Dykes v. Woolsey

Warner, Chief Justice.

This was a claim case, which, by consent, was submitted to the decision of the court without the intervention of a jury upon the following agreed statement of facts, to-wit:

“Plaintiff brought suit against the defendants in the 1134th district, G. M., of Campbell county, on seven promissory notes, six of them for fifty dollars, principal, and one for thirty dollars, principal, which causes were heard before Andrew Smith, J. P., on the 7th March, 1861, and judgments entered up against defendants for principal, interest and cost, no defense being made by defendants thereto. Fi.fas. were issued from said judgments on the 26th May, 1874, and were levied by Larkin D. Lee, constable of Fayette county, on the south half of lot of land No. 215, in the 4th district of Fayette county, as the prop*610erty of defendant, W. J. Gay, security, on the 9th June, 1874. Upon said levies being made, Gay filed an affidavit of illegality upon the ground that he had never been served with any summons to attend court in said cases, and that he had never acknowledged service by himself, or authorized any one to do so for him, and that he had never had his day in court. 2d. Because the judgments on which said fi.fas. were issued were dormant. This illegality was filed on the 9th June, 1874, and heard on the 13th July, 1S74, and a decision was rendered against said illegality, ordering said fi. fas. to proceed. On the 17th July, 1874, Gay entered an appeal from said decision on said illegality to the superior court of Campbell county. It was agreed in writing between the parties that an appeal should be entered in one case, and the decision on the appeal of that case to govern the rest of the cases. When said case came on to be heard in the superior court of Campbell county, at the August Term, 1874, the same was tried and determined in said court, and a verdict obtained in favor of said Gay sustaining said illegality, which verdict stands in said court unreversed.
“It is further agreed that at the time when Gay entered an appeal in said cases, the principal and interest on'each of said cases, when added together, amounted to more than fifty dollars; that after the decision of the superior court had been obtained, plaintiff in fi. fa. caused said original levy to be advertised; the land levied on in the meantime having been sold to J. G. Woolsey, he interposed a claim to the same.
“ It is further agreed that the date of the justice court judgments aforementioned (1861) is prior to the date of the title from Gay to Woolsey; and also that the title to said land levied on was, at the rendition of said judgments, and for several years subsequent thereto, in said Gay and in his possession, Gay selling to Woolsey on the — day of — , 1S7-.
“ It is insisted by the claimant that by the appeal from the justice to the superior court, and by the decision of *611the superior court therein, there is no judgment in favor of the plaintiff against the defendant, Gay.
“It is insisted by the plaintiff in fi.fa. that the appeal from the justice to the superior court was illegal and void, because the principal sum involved in each of said cases did not exceed fifty dollars, and that the verdict and' judgment in said superior court is void for want of jurisdiction and that the original judgments, in the justice court are valid and subsisting.”

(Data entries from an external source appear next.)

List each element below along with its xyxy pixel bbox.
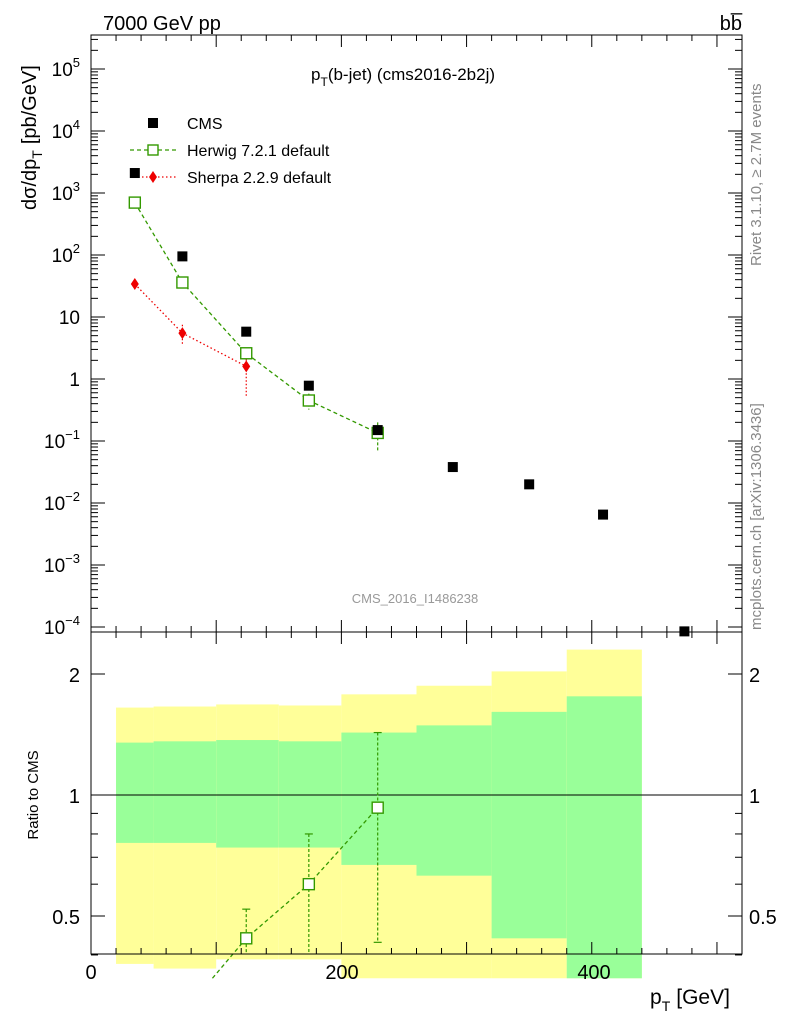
rivet-label: Rivet 3.1.10, ≥ 2.7M events: [748, 84, 765, 267]
cms-data-point: [372, 425, 383, 436]
mcplots-label: mcplots.cern.ch [arXiv:1306.3436]: [748, 403, 765, 630]
ratio-left-tick-label: 0.5: [52, 907, 80, 929]
herwig-point: [176, 276, 189, 289]
herwig-point: [240, 347, 253, 360]
tick-base: 10: [44, 618, 65, 639]
tick-base: 10: [44, 494, 65, 515]
sherpa-line: [134, 283, 247, 367]
ratio-left-tick-label: 2: [69, 665, 80, 687]
process-label: bb̅: [720, 12, 743, 35]
tick-exponent: 2: [73, 241, 80, 256]
tick-exponent: −3: [65, 551, 80, 566]
energy-label: 7000 GeV pp: [103, 13, 221, 35]
ratio-herwig-point: [302, 877, 316, 891]
ratio-axes: [90, 632, 743, 956]
tick-base: 10: [52, 60, 73, 81]
title-sub: T: [320, 75, 328, 89]
main-y-tick-label: 10: [59, 308, 80, 329]
ratio-band-inner: [153, 741, 217, 843]
legend-sherpa-marker: [149, 171, 157, 183]
tick-base: 10: [52, 184, 73, 205]
ratio-band-inner: [341, 732, 417, 865]
ratio-right-tick-label: 2: [749, 665, 760, 687]
xlabel-sub: T: [662, 998, 671, 1014]
ratio-herwig-point: [371, 801, 384, 814]
ratio-herwig-line: [211, 807, 379, 979]
ratio-y-axis-label: Ratio to CMS: [25, 750, 42, 839]
ratio-band-inner: [278, 741, 342, 848]
ratio-bands: [116, 649, 642, 979]
herwig-point: [302, 394, 316, 407]
title-p: p: [311, 65, 320, 84]
sherpa-point: [242, 360, 251, 373]
legend-herwig-marker: [147, 144, 159, 156]
tick-base: 10: [52, 122, 73, 143]
main-y-axis-label: dσ/dpT [pb/GeV]: [19, 65, 45, 210]
ratio-right-tick-label: 0.5: [749, 907, 777, 929]
ratio-herwig-point: [240, 932, 253, 945]
main-y-tick-label: 10−2: [44, 489, 80, 515]
cms-data-point: [524, 479, 535, 490]
tick-exponent: −2: [65, 489, 80, 504]
ratio-left-tick-label: 1: [69, 786, 80, 808]
main-y-tick-label: 10−1: [44, 427, 80, 453]
x-tick-label: 400: [577, 962, 610, 984]
main-y-tick-label: 10−4: [44, 613, 80, 639]
xlabel-p: p: [650, 986, 662, 1009]
watermark: CMS_2016_I1486238: [352, 591, 479, 606]
main-series: [128, 168, 690, 637]
sherpa-point: [178, 327, 187, 340]
x-tick-label: 200: [325, 962, 358, 984]
tick-base: 10: [44, 432, 65, 453]
tick-exponent: 5: [73, 55, 80, 70]
herwig-point: [128, 196, 142, 209]
main-y-tick-label: 105: [52, 55, 80, 81]
cms-data-point: [241, 326, 252, 337]
tick-exponent: 3: [73, 179, 80, 194]
cms-data-point: [177, 251, 188, 262]
sherpa-point: [130, 278, 139, 291]
cms-data-point: [303, 380, 314, 391]
ylabel-sub: T: [29, 150, 45, 159]
title-rest: (b-jet) (cms2016-2b2j): [328, 65, 495, 84]
ratio-series: [211, 731, 384, 979]
herwig-line: [134, 202, 378, 434]
legend-sherpa-label: Sherpa 2.2.9 default: [187, 170, 332, 187]
tick-base: 10: [59, 308, 80, 329]
tick-base: 1: [69, 370, 80, 391]
legend-cms-marker: [148, 118, 158, 128]
x-axis-label: pT [GeV]: [650, 986, 730, 1014]
legend-herwig-label: Herwig 7.2.1 default: [187, 143, 330, 160]
ratio-band-inner: [116, 742, 154, 843]
ratio-band-inner: [566, 696, 642, 979]
main-y-tick-label: 10−3: [44, 551, 80, 577]
ratio-band-inner: [216, 740, 279, 848]
ratio-right-tick-label: 1: [749, 786, 760, 808]
cms-data-point: [679, 626, 690, 637]
ylabel-prefix: dσ/dp: [19, 159, 41, 210]
tick-exponent: −1: [65, 427, 80, 442]
cms-data-point: [598, 509, 609, 520]
tick-base: 10: [44, 556, 65, 577]
cms-data-point: [447, 462, 458, 473]
tick-exponent: 4: [73, 117, 80, 132]
legend: CMS Herwig 7.2.1 default Sherpa 2.2.9 de…: [130, 116, 332, 187]
main-y-tick-label: 103: [52, 179, 80, 205]
main-y-tick-label: 102: [52, 241, 80, 267]
main-y-tick-label: 1: [69, 370, 80, 391]
ylabel-unit: [pb/GeV]: [19, 65, 41, 144]
cms-data-point: [129, 168, 140, 179]
tick-base: 10: [52, 246, 73, 267]
ratio-band-inner: [416, 725, 492, 876]
main-y-tick-label: 104: [52, 117, 80, 143]
xlabel-unit: [GeV]: [676, 986, 730, 1009]
tick-exponent: −4: [65, 613, 80, 628]
x-tick-label: 0: [85, 962, 96, 984]
legend-cms-label: CMS: [187, 116, 223, 133]
plot-title: pT(b-jet) (cms2016-2b2j): [311, 65, 495, 89]
ratio-band-inner: [491, 711, 567, 939]
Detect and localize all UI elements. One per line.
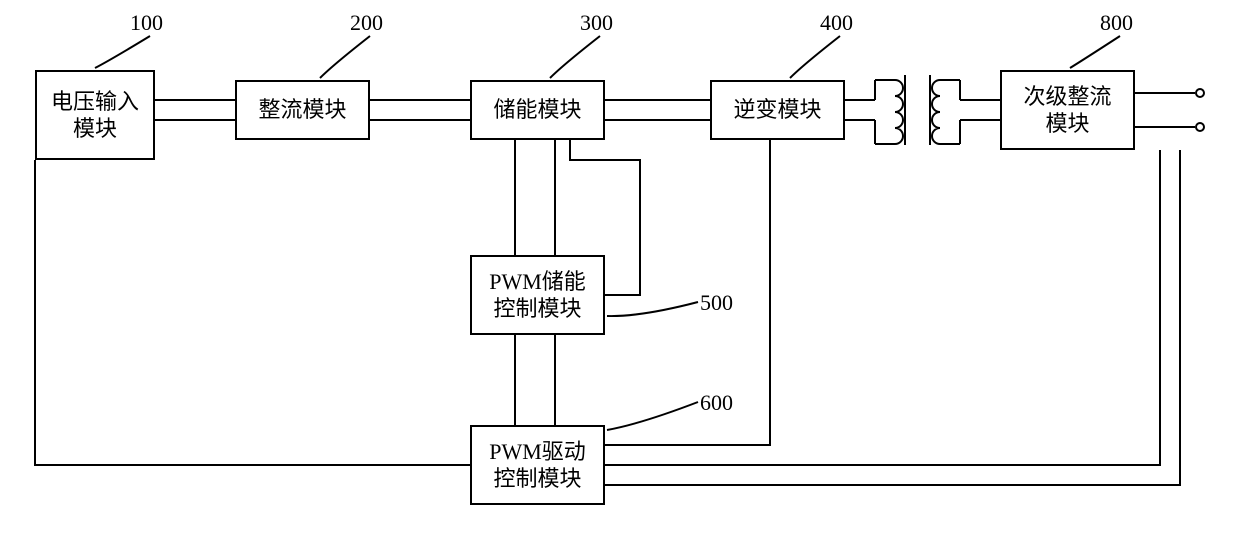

After hearing the argument of counsel, the court decided that the fi.fa. of the .plaintiff as to the defendant, Gay, was invalid, and that the levy on the land claimed be dismissed, whereupon the plaintiff va.fi. fa. excepted.

The only question urged on the argument here, was the validity of the appeal from the justice court to the superior court. It was agreed that the principal and interest in each of the cases, wdien added together, amounted to more than fifty dollars. The constitution of 1868 declares that justices of the peace shall have jurisdiction in all civil cases where the principal sum claimed does not exceed one hundred dollars, but in cases where the sum claimed is more than fifty dollars, there may be an appeal to the superior court. In defining the jurisdiction, it is the principal sum claimed, but in defining the cases in which there may be an appeal to the superior court, it is where the sum claimed is more than fifty dollars, whether that sum is made up of principal and interest, or otherwise. The plaintiff in the case before us claimed the interest due on the fi.fas. as well as the principal, and, when added together, made the sum claimed more than fifty dollars, according to the letter of the constitution of 1868; and therefore the appeal in each of the cases from the justice court to the superior court was properly allowed.

Let the judgment of the court below be affirmed.